1. 1.
    +6 -1
    kim çocukluğunda ne yaşadı bilinmez fakat ölüm korkusunun olmadığı yıllar çocukluğumuzda kaldı..

    yaşamaktan, korkusuz ve acının sadece bedenlerimizdeki yara kabuklarından ibaret olduğunun verdiği huzuru yaşamın şu dönemlerinde alamıyor olmamızın tek sebebi ehlileştirilmiş koyunlar olmamızdır, en can alıcı sebebini ise en son söyleyeceğim..

    sevginin ilk örneği aklımızın erdiği yaşta bizi ehlileştirmezdi, sokaklarda, dağda, bayırda terden sırılsıklam olmuş elbiselerimiz bizi en fazla 3 gün sokaklardan alıkoyabilirdi ama buna da müsade yoktu.. kapıdan içeriği girdiğiniz an, annelerimiz sırtımızı kontrol eder uygunsa hemen atlet değiştirilir yok değilse etinle elbisenin arasına hemen bir el-yüz havlusu yerleştirildi.. bu bizi o zamanların yapısıyla ölümsüz kılardı ki ölüm kelimesi henüz o yaşlarda keşfedilmiş bir olgu değildi..

    küçük bigibletli çocuklar, önde vitesli bigibletleriyle giden lider insanların peşinde yetişmek için çaresiz çabanın ürünüydü.. biz onlara yetişmek için kamyonetin arkasından tutunup hızını artırmaya çalışan varsa bigibletlerinin arka sepetine sımsıkı sarılan ölümü göz ardı eden ufak binlerdik ölüm olgusunu henüz bilmiyorduk..

    hocamızın tekme tokat dövdüğü arkadaşımızın yüzünü güldürmek için bu bir intikam değildir emin olabilirsiniz.. gecenin bir yarısı bir araya gelip arabasının camlarını kırıp lastiklerini şişleyen çiviyle arabasını arka tampondan ön tampona kadar -nasıl karatahtanın önünde tebeşir tutmayı öğrettiyse bize- tebeşiri kenara atıp çiviyi yazı aleti olarak kullanmanın en güzel sınavını, kendi malı üzerinde veren çocuk insanlardık.. polis ne demekti o zamanlar ya da ceza hiç birimiz anldıbını bilmezdik ölümse çok uzak.. yediğimiz dayak bizi güldürmekten başka nasıl etkileyebilirdi ki?

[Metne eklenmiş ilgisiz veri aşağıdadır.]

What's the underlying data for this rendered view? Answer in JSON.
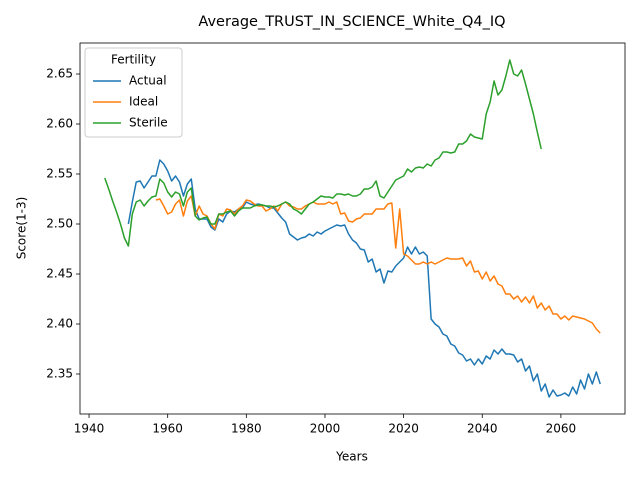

    bazı insanların parası vardır bazı insanların yoktur.. çok önemli değildi sanırım o yıllarda çoktan bir simit yiyebileceğim param olurdu cebimde.. çokta önemli değildi yemek ama yiyemeyen arkadaşların varsa sistem ilk kez karşına çıkardı.. çalmak dediler birileri getirdi her tarafa şekerli tuzlu güzel yiyecekler doldurdu adı kantin oldu parası olanın her tenefüs uğrayabileceği olmayanın ise alt kata inip boş bakınacağı tenefüsünden çalınan kayıp zamanlar toplamı.. ama korku ve disiplin bunları anlamı bilinmiyordu o zamanlar. açlık hissediliyordu garibanın gözünden.. sonra kantinin önüne yığılırdık hepimiz, şimdi ki gibi kafeslerde değildi yemekler elini uzatıp alırdın ve öderdin... ama biz çaldığımız simitlerin parasını hiç bir zaman ödemedik. çocukken bilinmezdi ama çaldığımız simit başına feleğin çemberinden geçerdik.. hamurdan şişmiş karınlarımız ufak göbeklerimizi birbirimize gösterirdik gülerdik.. yiyeceğimiz dayak bizi güldürürdü yakalanırsak. gerisini zaten bilmezdik.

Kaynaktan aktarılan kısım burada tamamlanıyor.